Item: Not even a season in which he was named All-ACC first team, catching 94 passes for 1,482 yards and 14 touchdowns, added to that honor by being named the first Syracuse AP All- American (third team) since Dwight Freeney in 2001 (the same year the Orange was last ranked in the Top 25), and receiving an invite to February’s NFL Scouting Combine was convincing enough. None of those accomplishments could land grad transfer Amba Etta-Tawo a shot in any of the seven rounds of the 2017 draft, or among the 32 receivers that were selected at the event last week in Philadelphia. That’s the fickle nature of the business in finding a flaw here or there in talent evaluation, and it’s also symbolic of the fickle nature of an Orange football program that may have produced NFL draft picks that went on to become some of the greatest ever at their respective positions (Jim Brown, John Mackey, Marvin Harrison), but was one of only two (Virginia) ACC teams to come up empty in the recent draft proceedings.

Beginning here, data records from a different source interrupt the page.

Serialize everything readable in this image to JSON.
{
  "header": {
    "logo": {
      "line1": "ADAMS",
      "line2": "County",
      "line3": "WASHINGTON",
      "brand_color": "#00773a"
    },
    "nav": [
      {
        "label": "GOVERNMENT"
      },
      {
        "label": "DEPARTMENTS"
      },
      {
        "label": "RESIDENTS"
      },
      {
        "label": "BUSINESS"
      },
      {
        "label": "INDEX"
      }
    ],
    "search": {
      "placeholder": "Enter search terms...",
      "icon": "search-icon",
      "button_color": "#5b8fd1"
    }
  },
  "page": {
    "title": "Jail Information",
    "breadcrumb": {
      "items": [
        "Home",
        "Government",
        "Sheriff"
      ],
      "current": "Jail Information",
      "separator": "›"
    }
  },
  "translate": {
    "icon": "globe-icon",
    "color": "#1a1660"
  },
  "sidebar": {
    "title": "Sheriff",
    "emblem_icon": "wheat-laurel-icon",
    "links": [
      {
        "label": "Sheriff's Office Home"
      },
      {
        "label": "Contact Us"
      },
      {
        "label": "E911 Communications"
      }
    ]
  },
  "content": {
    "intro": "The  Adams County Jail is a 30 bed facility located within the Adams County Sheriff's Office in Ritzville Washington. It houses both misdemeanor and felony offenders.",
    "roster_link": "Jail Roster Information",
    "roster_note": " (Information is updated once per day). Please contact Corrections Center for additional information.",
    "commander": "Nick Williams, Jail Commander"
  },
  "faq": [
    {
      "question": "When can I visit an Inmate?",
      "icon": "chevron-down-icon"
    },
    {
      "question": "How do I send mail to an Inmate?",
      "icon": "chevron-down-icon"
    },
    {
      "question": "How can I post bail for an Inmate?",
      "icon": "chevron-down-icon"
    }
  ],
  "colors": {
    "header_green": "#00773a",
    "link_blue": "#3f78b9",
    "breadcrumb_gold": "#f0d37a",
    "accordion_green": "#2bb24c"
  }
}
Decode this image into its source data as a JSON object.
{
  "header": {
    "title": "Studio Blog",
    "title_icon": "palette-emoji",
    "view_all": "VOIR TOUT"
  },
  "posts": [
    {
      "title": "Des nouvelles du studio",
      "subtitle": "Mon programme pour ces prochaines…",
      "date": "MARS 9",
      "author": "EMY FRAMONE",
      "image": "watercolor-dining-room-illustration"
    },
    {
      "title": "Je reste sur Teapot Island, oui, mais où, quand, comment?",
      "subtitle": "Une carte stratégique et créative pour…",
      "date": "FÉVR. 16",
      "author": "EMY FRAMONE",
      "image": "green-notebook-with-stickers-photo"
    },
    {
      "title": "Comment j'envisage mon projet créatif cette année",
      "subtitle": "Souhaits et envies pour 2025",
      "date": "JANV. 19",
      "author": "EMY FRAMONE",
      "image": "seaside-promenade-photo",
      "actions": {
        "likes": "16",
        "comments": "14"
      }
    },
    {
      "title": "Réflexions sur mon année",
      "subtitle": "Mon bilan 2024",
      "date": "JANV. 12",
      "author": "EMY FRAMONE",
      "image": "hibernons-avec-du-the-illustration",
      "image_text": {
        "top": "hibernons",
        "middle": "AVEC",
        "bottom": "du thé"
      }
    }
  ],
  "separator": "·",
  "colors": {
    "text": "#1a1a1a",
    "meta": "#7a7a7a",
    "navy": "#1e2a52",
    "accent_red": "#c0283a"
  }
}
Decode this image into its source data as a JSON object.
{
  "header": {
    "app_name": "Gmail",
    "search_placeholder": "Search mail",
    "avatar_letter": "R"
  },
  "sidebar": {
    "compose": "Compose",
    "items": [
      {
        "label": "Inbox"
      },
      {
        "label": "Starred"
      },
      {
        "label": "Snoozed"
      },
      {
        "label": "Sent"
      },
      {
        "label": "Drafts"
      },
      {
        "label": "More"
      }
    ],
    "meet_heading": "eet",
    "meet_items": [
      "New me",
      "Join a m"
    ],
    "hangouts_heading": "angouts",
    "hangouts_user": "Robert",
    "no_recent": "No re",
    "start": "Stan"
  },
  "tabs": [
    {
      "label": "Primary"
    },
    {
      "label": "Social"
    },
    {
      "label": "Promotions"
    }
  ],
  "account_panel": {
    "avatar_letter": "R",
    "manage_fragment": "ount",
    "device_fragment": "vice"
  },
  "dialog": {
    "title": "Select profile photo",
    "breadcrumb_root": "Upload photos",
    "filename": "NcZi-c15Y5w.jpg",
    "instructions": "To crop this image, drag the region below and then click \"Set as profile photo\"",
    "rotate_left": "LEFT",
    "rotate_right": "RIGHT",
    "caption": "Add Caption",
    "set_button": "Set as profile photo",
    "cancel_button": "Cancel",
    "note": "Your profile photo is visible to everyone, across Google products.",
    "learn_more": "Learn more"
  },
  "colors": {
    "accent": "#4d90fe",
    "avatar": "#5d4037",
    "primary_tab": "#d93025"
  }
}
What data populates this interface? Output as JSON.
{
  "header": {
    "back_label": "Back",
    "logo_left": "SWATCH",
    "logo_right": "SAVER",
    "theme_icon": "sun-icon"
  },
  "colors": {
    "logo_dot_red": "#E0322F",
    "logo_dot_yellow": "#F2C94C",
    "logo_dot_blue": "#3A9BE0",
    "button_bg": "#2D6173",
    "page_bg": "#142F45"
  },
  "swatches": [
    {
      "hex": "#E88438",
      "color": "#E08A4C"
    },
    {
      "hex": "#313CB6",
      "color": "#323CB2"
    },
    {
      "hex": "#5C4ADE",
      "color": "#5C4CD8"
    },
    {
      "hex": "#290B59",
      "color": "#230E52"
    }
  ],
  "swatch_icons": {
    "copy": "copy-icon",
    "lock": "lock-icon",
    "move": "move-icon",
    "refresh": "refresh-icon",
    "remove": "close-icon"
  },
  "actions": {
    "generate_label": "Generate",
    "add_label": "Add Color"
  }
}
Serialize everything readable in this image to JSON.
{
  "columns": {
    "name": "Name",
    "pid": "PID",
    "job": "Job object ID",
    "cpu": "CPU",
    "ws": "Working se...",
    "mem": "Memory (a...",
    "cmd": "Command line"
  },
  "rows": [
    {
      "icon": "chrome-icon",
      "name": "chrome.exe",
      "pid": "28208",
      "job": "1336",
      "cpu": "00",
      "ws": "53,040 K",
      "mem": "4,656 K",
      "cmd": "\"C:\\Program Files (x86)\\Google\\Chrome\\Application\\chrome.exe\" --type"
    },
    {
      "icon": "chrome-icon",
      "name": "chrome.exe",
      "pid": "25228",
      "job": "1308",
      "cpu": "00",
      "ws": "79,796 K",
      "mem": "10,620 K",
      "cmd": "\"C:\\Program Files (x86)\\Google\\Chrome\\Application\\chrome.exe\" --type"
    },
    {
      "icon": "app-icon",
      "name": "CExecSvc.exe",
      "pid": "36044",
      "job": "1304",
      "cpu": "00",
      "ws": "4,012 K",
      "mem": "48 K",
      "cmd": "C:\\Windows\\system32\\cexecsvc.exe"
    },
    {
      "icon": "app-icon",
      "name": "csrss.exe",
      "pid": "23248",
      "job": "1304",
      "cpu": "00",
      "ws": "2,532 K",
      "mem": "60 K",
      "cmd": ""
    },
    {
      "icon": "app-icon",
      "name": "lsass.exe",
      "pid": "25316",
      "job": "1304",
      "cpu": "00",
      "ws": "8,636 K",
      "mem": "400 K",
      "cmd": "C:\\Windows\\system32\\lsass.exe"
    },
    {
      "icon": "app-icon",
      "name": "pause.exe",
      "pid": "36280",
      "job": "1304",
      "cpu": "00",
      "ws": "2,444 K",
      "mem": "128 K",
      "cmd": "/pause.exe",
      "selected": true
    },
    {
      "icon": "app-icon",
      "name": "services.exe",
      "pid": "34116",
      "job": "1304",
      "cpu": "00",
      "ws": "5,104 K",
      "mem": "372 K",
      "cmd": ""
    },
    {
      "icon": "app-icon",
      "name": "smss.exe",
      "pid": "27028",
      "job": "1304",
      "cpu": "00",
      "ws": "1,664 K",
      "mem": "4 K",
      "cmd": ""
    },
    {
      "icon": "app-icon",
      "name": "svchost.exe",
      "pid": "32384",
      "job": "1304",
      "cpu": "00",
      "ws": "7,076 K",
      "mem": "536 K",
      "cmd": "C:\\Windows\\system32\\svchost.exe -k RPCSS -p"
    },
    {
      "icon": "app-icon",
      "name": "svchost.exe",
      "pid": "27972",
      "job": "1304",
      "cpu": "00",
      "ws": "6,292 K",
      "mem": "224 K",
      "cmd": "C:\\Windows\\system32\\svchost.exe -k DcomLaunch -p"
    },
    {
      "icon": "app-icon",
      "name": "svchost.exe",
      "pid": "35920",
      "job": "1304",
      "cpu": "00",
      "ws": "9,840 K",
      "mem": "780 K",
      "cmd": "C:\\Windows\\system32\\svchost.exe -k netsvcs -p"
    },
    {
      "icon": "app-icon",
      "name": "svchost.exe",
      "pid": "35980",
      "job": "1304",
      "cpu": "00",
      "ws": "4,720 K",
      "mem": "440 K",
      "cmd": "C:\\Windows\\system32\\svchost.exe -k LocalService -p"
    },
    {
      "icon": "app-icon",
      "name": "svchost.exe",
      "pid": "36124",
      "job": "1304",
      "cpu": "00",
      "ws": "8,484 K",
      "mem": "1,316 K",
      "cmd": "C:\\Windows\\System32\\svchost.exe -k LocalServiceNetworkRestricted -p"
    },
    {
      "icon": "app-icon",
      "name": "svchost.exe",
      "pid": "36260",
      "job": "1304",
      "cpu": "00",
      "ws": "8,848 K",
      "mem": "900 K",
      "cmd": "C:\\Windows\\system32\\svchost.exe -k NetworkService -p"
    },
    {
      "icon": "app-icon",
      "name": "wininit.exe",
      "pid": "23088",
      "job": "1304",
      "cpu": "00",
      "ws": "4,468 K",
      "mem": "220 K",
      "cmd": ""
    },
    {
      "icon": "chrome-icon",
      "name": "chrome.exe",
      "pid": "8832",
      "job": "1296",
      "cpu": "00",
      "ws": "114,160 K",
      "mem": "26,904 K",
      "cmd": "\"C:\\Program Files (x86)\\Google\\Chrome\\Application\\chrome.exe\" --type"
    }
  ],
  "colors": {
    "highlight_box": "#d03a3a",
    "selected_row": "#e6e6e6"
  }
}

Quick, name the last year in which Syracuse had two first round picks in the same NFL Draft?
It was the 1998 draft in which Terbucky Jones went 22nd overall to New England, and he was followed three selections later by Donovin Darius going to Jacksonville.
Since then there has been a somewhat respectable number of overall first round SU picks, six, or one about every three years, but none since Justin Pugh in 2013, and overall only six players have been taken in the draft since the program moved to the ACC now four seasons ago.
There are several factors in play with the lack of drafted players; the recruiting/scholarship cycle within the program producing fewer eligible players in a given year, injuries to pro prospects, and the uphill climb in the overall race of keeping up with conference mates who have larger resources in the separate, never-ending game of recruiting the best talent to fit the program’s culture.
With Denver Broncos punter Riley Dixon the only SU player drafted over the past three seasons, and converting his seventh round selection and lower salary than incumbent Britton Colquitt to win the punting job last season, it brought to mind another dry stretch the program had during most of the Frank Maloney era (1974-1980) with one other draft-less season (1975) and a total of 12 drafted players over Maloney’s seven seasons.
In the 1979 draft, another Syracuse kicker was the only player drafted, and was also selected by the Denver Broncos. Dave Jacobs went in the 12th and then-final round, in what was a much more subdued affair than today’s multi-million dollar, three day extravaganzas.
Upon hearing the news at his off campus residence, Jacobs somehow found a Broncos cap in the city of Syracuse, a bid deal back in 1979, and proudly donned it as he paraded through The Quad at the end of that spring semester.
Jacobs never ended up making the Broncos because he couldn’t beat out 15 year veteran Jim Turner, but he did play four games for the New York Jets during the ’79 season, kicking five field goals, and eight other NFL games with Cleveland and Philadelphia in a career that lasted parts of three seasons.